D.I.C. Wang Award Lecture | AIChE

The award will be presented to a distinguished biochemical engineer and biotechnologist by the Biochemical Technology Division of the American Chemical Society and by the Food, Pharmaceuticals and Bioengineering Division of the American Institute of Chemical Engineers and the Society of Biological Engineering.


Presentation: "Force to Death and New Life, Some With Programming Vitality"

Regenerative medicine is the quest to provide biological or hybrid synthetic-biological materials that can enable or facilitate therapeutic interventions, from transfusions and gene therapy to organ replacement. A long-standing goal is to ability to produce human blood cells for transfusion medicine. Among blood cells, platelets, needed for blood coagulation and vascular repair, are an expensive “product” in limited supply. This is due to the collection and processing steps from donated blood, and the fact that platelets cannot be frozen, but also due to the possibility of bacterial or blood-borne pathogen contamination.
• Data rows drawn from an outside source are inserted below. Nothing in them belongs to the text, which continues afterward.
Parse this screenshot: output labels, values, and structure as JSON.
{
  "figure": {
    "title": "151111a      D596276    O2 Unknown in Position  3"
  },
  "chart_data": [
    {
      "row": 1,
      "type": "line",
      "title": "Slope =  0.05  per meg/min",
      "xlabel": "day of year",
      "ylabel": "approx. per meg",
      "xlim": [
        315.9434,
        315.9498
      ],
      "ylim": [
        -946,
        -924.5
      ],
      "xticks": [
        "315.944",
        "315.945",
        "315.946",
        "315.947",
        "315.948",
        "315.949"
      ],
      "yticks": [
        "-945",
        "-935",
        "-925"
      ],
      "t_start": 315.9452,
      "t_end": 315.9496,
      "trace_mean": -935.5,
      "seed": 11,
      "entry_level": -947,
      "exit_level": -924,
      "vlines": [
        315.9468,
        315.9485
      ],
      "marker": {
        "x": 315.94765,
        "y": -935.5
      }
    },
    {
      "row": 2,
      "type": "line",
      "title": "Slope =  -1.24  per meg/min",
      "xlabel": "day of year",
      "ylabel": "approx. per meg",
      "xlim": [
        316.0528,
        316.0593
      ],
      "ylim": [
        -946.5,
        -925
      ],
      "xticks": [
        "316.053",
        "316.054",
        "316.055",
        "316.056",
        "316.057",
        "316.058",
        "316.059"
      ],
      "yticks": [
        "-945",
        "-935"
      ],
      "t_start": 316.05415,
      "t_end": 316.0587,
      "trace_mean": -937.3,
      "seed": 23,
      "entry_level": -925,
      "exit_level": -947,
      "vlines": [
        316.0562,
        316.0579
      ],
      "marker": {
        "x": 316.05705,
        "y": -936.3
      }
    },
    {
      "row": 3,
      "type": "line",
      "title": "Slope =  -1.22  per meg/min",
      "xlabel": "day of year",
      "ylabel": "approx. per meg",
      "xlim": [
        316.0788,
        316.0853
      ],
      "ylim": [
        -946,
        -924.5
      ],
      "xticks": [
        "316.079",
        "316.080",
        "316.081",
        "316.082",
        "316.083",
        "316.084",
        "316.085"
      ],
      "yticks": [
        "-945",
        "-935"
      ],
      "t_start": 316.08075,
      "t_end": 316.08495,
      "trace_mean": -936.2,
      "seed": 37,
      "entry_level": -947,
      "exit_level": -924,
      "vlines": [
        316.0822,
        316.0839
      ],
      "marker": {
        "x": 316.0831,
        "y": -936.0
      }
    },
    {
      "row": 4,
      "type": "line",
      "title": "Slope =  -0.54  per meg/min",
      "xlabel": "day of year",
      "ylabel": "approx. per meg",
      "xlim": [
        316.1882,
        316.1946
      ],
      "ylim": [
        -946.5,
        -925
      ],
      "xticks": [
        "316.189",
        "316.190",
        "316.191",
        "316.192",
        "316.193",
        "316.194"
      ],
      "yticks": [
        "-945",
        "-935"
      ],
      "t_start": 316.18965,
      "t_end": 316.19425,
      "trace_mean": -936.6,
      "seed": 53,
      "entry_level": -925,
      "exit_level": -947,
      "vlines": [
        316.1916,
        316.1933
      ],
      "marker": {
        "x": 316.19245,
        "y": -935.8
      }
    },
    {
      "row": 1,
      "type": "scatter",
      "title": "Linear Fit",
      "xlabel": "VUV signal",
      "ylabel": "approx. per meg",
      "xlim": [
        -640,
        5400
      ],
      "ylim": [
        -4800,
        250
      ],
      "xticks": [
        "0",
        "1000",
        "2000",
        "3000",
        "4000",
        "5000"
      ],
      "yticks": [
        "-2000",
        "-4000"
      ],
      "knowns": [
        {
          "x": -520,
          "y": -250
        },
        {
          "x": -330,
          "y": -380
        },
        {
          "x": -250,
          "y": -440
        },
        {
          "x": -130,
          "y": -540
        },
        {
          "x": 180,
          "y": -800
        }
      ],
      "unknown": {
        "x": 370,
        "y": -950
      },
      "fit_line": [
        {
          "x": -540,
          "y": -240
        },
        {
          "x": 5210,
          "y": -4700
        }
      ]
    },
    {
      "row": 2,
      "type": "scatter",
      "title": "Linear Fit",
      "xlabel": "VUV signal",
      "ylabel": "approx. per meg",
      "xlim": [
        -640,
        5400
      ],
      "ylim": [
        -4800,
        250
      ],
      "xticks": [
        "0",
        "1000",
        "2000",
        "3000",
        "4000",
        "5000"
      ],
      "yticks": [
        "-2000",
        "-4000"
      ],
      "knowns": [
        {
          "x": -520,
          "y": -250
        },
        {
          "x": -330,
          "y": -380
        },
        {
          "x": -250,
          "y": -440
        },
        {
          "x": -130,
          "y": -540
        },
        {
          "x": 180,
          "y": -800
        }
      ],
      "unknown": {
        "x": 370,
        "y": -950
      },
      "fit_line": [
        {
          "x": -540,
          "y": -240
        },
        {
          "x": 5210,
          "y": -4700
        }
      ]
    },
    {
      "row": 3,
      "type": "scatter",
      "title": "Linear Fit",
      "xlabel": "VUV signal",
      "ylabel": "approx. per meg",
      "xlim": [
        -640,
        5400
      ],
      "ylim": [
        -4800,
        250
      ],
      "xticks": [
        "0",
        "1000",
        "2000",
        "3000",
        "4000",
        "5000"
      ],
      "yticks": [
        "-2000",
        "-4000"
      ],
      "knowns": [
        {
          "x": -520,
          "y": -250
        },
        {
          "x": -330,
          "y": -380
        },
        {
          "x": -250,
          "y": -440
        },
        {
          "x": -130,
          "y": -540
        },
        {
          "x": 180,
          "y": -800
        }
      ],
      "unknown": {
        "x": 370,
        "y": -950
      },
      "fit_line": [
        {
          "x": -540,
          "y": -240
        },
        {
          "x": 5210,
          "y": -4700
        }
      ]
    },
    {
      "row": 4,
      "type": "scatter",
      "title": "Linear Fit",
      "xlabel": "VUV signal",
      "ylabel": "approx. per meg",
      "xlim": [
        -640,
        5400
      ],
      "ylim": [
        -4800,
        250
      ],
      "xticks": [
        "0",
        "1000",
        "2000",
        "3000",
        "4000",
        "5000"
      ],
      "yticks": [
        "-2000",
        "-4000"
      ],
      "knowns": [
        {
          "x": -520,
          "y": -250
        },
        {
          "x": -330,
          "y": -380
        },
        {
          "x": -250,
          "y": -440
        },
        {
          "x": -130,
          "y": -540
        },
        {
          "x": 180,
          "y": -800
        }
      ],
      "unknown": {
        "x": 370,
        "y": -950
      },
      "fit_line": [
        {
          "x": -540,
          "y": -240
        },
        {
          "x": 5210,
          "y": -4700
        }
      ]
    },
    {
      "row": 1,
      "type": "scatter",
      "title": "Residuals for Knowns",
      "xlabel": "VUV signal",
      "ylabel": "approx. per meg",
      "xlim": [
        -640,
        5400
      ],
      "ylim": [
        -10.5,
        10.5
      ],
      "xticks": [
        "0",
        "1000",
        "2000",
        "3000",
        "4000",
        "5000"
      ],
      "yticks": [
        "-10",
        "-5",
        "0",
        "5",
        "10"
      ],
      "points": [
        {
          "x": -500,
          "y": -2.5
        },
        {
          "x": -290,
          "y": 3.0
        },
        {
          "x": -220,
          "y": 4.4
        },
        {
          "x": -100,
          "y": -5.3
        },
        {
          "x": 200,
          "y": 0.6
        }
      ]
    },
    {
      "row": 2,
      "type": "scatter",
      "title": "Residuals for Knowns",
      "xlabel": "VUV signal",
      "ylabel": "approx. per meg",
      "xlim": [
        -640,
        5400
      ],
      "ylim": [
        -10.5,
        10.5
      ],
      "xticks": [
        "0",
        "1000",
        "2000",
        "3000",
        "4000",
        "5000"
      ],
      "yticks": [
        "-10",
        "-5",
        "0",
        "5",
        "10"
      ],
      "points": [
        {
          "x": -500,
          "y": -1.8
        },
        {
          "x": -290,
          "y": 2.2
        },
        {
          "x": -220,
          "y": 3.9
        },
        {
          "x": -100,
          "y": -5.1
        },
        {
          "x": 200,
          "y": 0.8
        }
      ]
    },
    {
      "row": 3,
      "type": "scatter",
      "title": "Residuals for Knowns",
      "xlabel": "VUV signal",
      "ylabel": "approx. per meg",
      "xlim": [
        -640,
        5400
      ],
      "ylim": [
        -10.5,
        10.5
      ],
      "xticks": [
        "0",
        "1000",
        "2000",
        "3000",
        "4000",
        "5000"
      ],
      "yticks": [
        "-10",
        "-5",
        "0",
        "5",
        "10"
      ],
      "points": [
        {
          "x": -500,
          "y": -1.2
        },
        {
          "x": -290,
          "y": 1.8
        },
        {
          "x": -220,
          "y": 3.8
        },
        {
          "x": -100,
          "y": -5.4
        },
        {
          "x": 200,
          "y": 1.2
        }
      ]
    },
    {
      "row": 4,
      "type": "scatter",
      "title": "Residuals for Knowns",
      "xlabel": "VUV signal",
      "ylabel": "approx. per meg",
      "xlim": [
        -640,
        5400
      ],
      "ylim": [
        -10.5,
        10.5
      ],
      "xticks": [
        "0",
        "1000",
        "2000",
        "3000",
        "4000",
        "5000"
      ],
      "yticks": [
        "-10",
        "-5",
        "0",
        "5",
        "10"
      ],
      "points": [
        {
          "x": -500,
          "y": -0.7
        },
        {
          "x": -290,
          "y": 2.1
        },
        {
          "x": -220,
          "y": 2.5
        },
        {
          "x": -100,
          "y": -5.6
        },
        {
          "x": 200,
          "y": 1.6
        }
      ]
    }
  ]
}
Can we produce platelets in a “blood factory”? This is recognized as a grand challenge that remains largely elusive. Platelets are produced from the large, polyploidy megakaryocytes (Mks) in the bone marrow and the lung vasculature, under a spectrum of biomechanical forces. I will discuss these forces and show how important they are for producing functional proplatelets and other, small, anuclear particles, which we classify as Mk microparticles (MkMPs). I will show the extraordinary ability of these MkMPs in programming stem and progenitor cells, and discuss their potential as a means for targeted delivery of nucleic acids and proteins. I will also discuss our explorations aiming to understand the mechanisms by which MkMPs act, and will argue for producing and using them for regenerative-medicine applications.